Whispers broke out in the drawing room, nothing but a distant buzz in Henry’s ears. He peered closely at Wadsworth’s face, then tilted his head and stepped back. With a nod, he held his thumb up to the side of the viscount’s face.
“What?” Wadsworth’s livid color had begun to drain, and his lips looked oddly bloodless. “You have no reply?”
“Oh, don’t.” Henry let his posture sag, his face transform into a portrait of misery. “Don’t let yourself calm down, please. Why, you had turned the exact shade of Tyrian purple; it was a marvelous effect. That’s the color that used to be worn by all the Caesars of Rome. Ah, there you go—you’ve taken on that rare shade again. Hambleton? Crisp? Have you seen Wadsworth’s face? You ought to have waistcoats made in this color.”
Wadsworth’s brows yanked into an angry vee. When he opened his mouth to speak, Henry smiled pleasantly. “Since Tyrian purple used to be saved for royalty, Wadsworth, I suppose you’d consider it an appropriate shade for yourself. Did you know the dye comes from the mucous of snails?” He turned from the sputtering Wadsworth to Frances. “Did you know that? You do know the oddest things about people.”

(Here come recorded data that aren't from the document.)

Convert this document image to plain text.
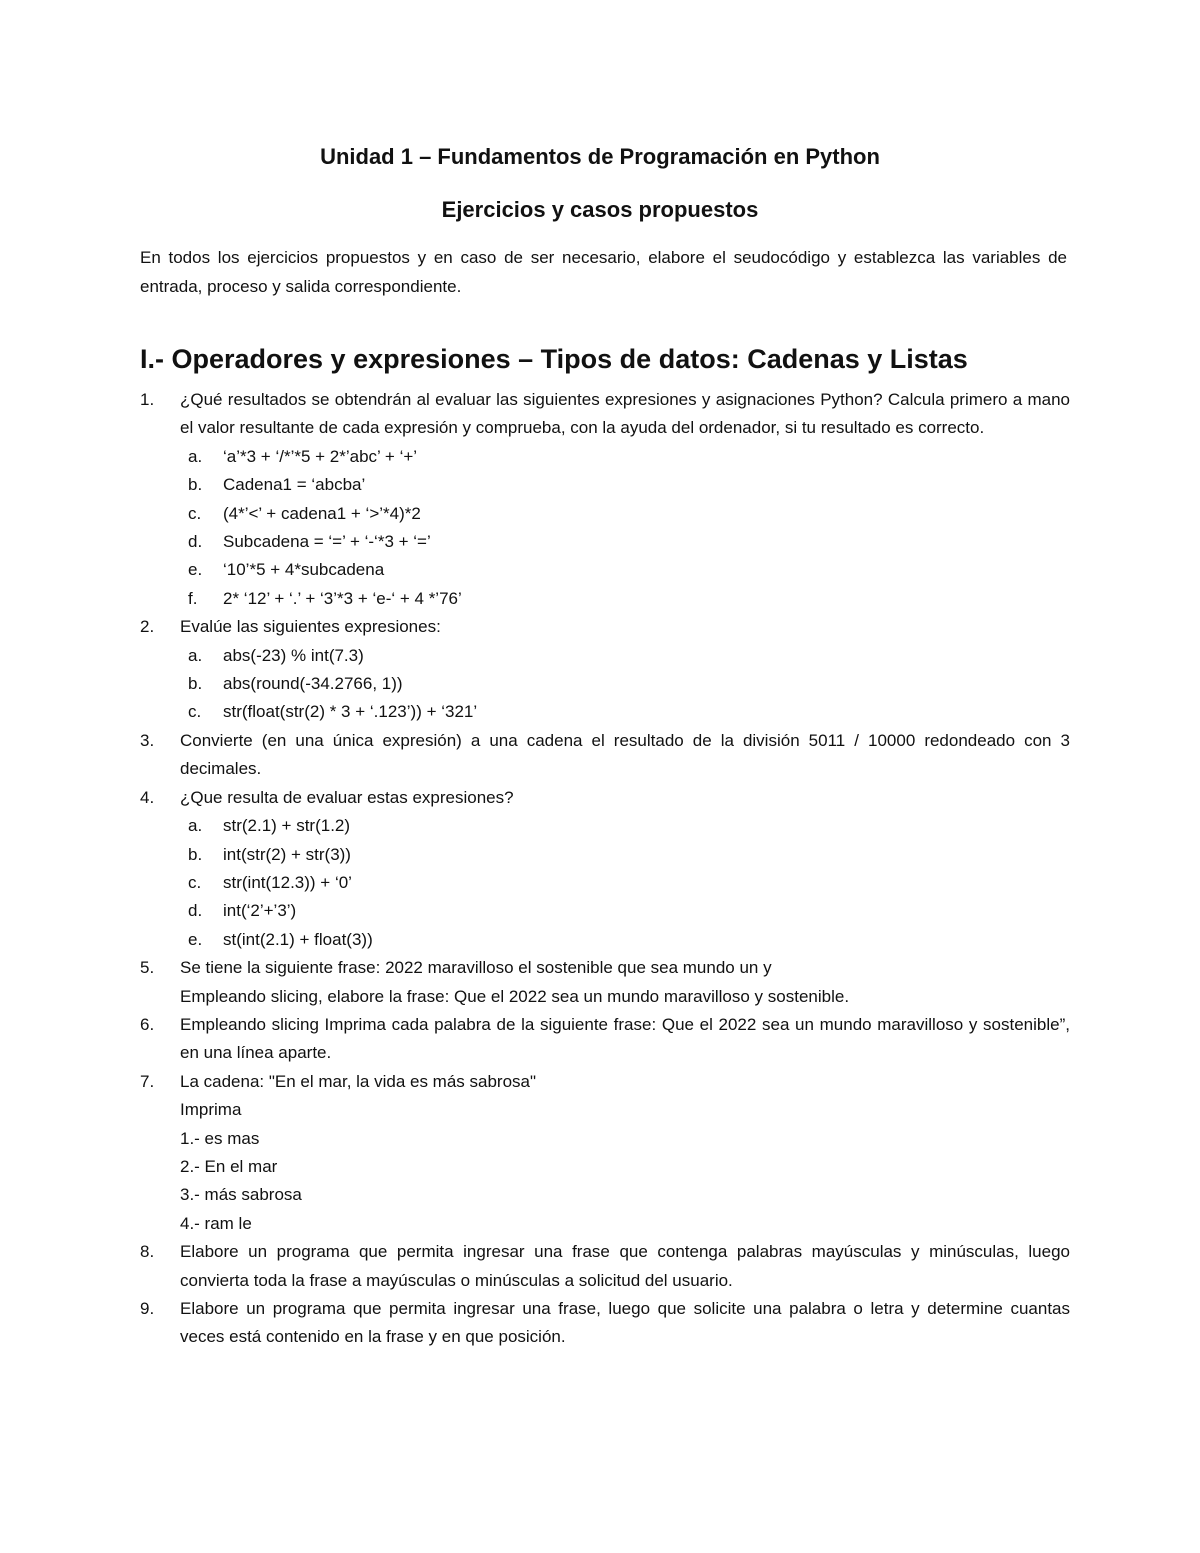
Unidad 1 – Fundamentos de Programación en Python
Ejercicios y casos propuestos
En todos los ejercicios propuestos y en caso de ser necesario, elabore el seudocódigo y establezca las variables de entrada, proceso y salida correspondiente.
I.- Operadores y expresiones – Tipos de datos: Cadenas y Listas
1.	¿Qué resultados se obtendrán al evaluar las siguientes expresiones y asignaciones Python? Calcula primero a mano el valor resultante de cada expresión y comprueba, con la ayuda del ordenador, si tu resultado es correcto.
a. ‘a’*3 + ‘/*’*5 + 2*’abc’ + ‘+’
b. Cadena1 = ‘abcba’
c. (4*’<’ + cadena1 + ‘>’*4)*2
d. Subcadena = ‘=’ + ‘-‘*3 + ‘=’
e. ‘10’*5 + 4*subcadena
f. 2* ‘12’ + ‘.’ + ‘3’*3 + ‘e-‘ + 4 *’76’
2.	Evalúe las siguientes expresiones:
a. abs(-23) % int(7.3)
b. abs(round(-34.2766, 1))
c. str(float(str(2) * 3 + ‘.123’)) + ‘321’
3.	Convierte (en una única expresión) a una cadena el resultado de la división 5011 / 10000 redondeado con 3 decimales.
4.	¿Que resulta de evaluar estas expresiones?
a. str(2.1) + str(1.2)
b. int(str(2) + str(3))
c. str(int(12.3)) + ‘0’
d. int(‘2’+’3’)
e. st(int(2.1) + float(3))
5.	Se tiene la siguiente frase: 2022 maravilloso el sostenible que sea mundo un y
Empleando slicing, elabore la frase: Que el 2022 sea un mundo maravilloso y sostenible.
6.	Empleando slicing Imprima cada palabra de la siguiente frase: Que el 2022 sea un mundo maravilloso y sostenible”, en una línea aparte.
7.	La cadena: "En el mar, la vida es más sabrosa"
Imprima
1.- es mas
2.- En el mar
3.- más sabrosa
4.- ram le
8.	Elabore un programa que permita ingresar una frase que contenga palabras mayúsculas y minúsculas, luego convierta toda la frase a mayúsculas o minúsculas a solicitud del usuario.
9.	Elabore un programa que permita ingresar una frase, luego que solicite una palabra o letra y determine cuantas veces está contenido en la frase y en que posición.
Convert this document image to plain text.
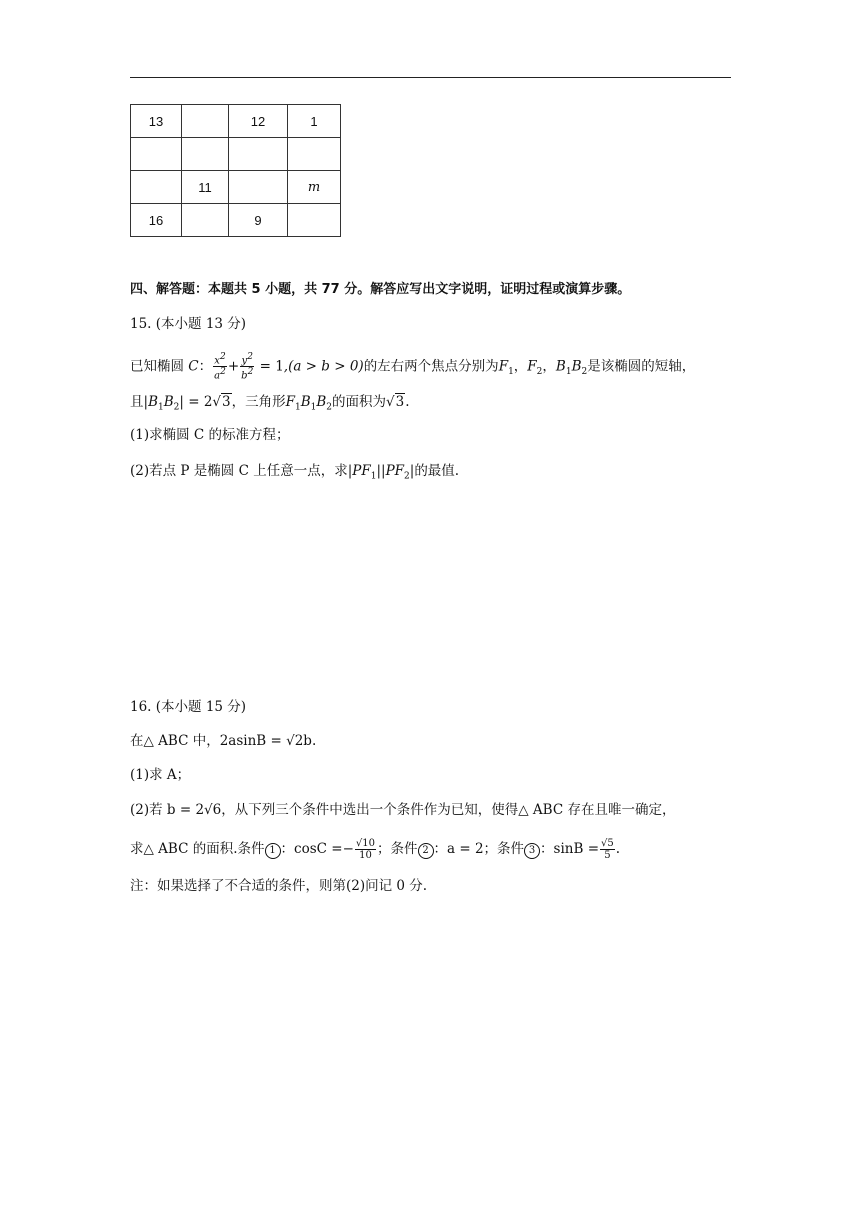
13		12	1

	11		m
16		9	
四、解答题：本题共 5 小题，共 77 分。解答应写出文字说明，证明过程或演算步骤。
15. (本小题 13 分)
已知椭圆 C： $\frac{x^2}{a^2} + \frac{y^2}{b^2} = 1,(a > b > 0)$的左右两个焦点分别为$F_1$，$F_2$，$B_1B_2$是该椭圆的短轴，
且$|B_1B_2| = 2√3$，三角形$F_1B_1B_2$的面积为√3.
(1)求椭圆 C 的标准方程；
(2)若点 P 是椭圆 C 上任意一点，求$|PF_1||PF_2|$的最值.
16. (本小题 15 分)
在△ ABC 中，2asinB = √2b.
(1)求 A；
(2)若 b = 2√6，从下列三个条件中选出一个条件作为已知，使得△ ABC 存在且唯一确定，
求△ ABC 的面积.条件 1 ：$\cos C =- \frac{√10}{10}$ ；条件 2 ：a = 2；条件 3 ：$\sin B = \frac{√5}{5}$ .
注：如果选择了不合适的条件，则第(2)问记 0 分.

Her eyes caught his, and she managed a faint smile. “I did not know that, Mr. Middlebrook. But I admit that nothing you tell me about Lord Wadsworth would surprise me.”
“The kitten has claws,” Wadsworth murmured.
“Heaven save us from such manners.” A woman’s voice. Through the drawing room doorway, Henry saw Caro stand from her flower-caged seat and thread through the room toward them. “You three are excellent at attempting courtesy without succeeding at it. But I suggest you either come in to the drawing room and be genuinely polite or take a little time to drown your prickly tempers in a brandy bottle.”
To Henry’s surprise, Wadsworth shot Caroline a cool look. “And who are you, madam, to dictate my behavior? Naught but the daughter of a vicar, aren’t you?”
Clearly some wall of courtesy had been broken along with the majolica, but Wadsworth was no tactician. This was fratricide: hurting one’s own allies.
Caroline straightened her shoulders. “I am the widow of an earl and the owner of this house. You can’t possibly require any further authority. But if you are so presumptuous as to request more, I will remind you that I am the woman who has refused your suit, and I can’t see what further we have to say to one another.”
“Look, Frances,” Henry said ruthlessly. “Wadsworth has turned the color of snail mucous again.”